In just two minutes, 30 children under the age of five will die. Most of them will succumb to preventable causes, such as diarrhoea, pneumonia, childbirth complications and malaria.

These killers will continue to claim children’s lives unabated if governments do not show high-level political leadership on child health and continuously fail to prioritise child wellbeing, the report warns.

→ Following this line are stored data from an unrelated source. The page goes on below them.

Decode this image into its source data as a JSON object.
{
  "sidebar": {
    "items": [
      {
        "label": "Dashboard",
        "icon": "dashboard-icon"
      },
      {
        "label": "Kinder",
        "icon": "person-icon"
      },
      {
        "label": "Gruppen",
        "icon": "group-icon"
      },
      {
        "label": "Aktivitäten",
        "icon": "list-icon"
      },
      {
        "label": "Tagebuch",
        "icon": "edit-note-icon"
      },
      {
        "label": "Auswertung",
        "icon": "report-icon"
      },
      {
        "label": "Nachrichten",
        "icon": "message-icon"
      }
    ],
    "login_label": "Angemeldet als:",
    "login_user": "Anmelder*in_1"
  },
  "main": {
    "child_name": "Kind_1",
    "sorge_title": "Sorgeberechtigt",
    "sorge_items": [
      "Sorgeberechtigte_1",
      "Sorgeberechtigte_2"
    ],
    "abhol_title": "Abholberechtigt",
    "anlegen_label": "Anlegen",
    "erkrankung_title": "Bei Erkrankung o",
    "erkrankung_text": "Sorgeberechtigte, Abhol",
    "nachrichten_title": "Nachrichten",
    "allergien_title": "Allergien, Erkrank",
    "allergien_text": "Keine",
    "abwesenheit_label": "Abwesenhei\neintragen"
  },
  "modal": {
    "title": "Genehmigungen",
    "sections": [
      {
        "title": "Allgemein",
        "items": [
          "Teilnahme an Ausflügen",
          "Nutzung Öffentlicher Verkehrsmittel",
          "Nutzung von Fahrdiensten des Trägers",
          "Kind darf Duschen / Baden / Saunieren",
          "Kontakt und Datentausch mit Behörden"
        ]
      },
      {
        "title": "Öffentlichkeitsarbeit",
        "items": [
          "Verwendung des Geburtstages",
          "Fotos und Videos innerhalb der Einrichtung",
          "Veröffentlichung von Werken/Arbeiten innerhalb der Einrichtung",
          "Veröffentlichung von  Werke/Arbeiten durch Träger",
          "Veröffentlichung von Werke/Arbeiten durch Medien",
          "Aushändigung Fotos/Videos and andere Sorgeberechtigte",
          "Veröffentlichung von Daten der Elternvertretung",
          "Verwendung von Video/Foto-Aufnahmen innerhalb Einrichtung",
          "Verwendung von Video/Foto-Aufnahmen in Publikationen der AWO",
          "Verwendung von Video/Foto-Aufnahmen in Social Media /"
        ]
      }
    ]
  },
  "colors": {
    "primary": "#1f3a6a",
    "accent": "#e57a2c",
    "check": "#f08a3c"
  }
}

“This is more than just a problem facing the developing world. It’s a ‘silent’ emergency. And it is, I believe, the greatest child rights violation of our time,” World Vision’s international president and CEO, Kevin Jenkins, writes in the report. The report will be launched in Nairobi and New York on November 16.

The Indian Ocean tsunami shocked the world when it cost the lives of 216,000 people in December 2004, but more than 40 million children aged five and below have died from readily preventable diseases since then.

Together, the UN Millennium Development Goals on health are farthest off-track, of all the eight development goals.

Time is running out for MDG number four, which seeks to cut child mortality by two thirds by 2015.

Five years from the target date of the MDGs, in a period of economic downturn and political flux, no task demands more immediate and concerted action, and a greater sense of fierce urgency — from governments, donors and civil society — than ending the silent emergency that each year claims the lives of almost nine million children under the age of five.

Sufficient government funding is a necessary condition of providing effective healthcare for children and their families.

Currently, only three of the 30 high-burden countries are spending at least 15 per cent or more of their public expenditure on health.

While not all the 30 high-burden countries are in Africa, this allocation is well below the commitment made by African governments in the Abuja Declaration (2001) to lift health funding to at least 15 per cent of national budgets.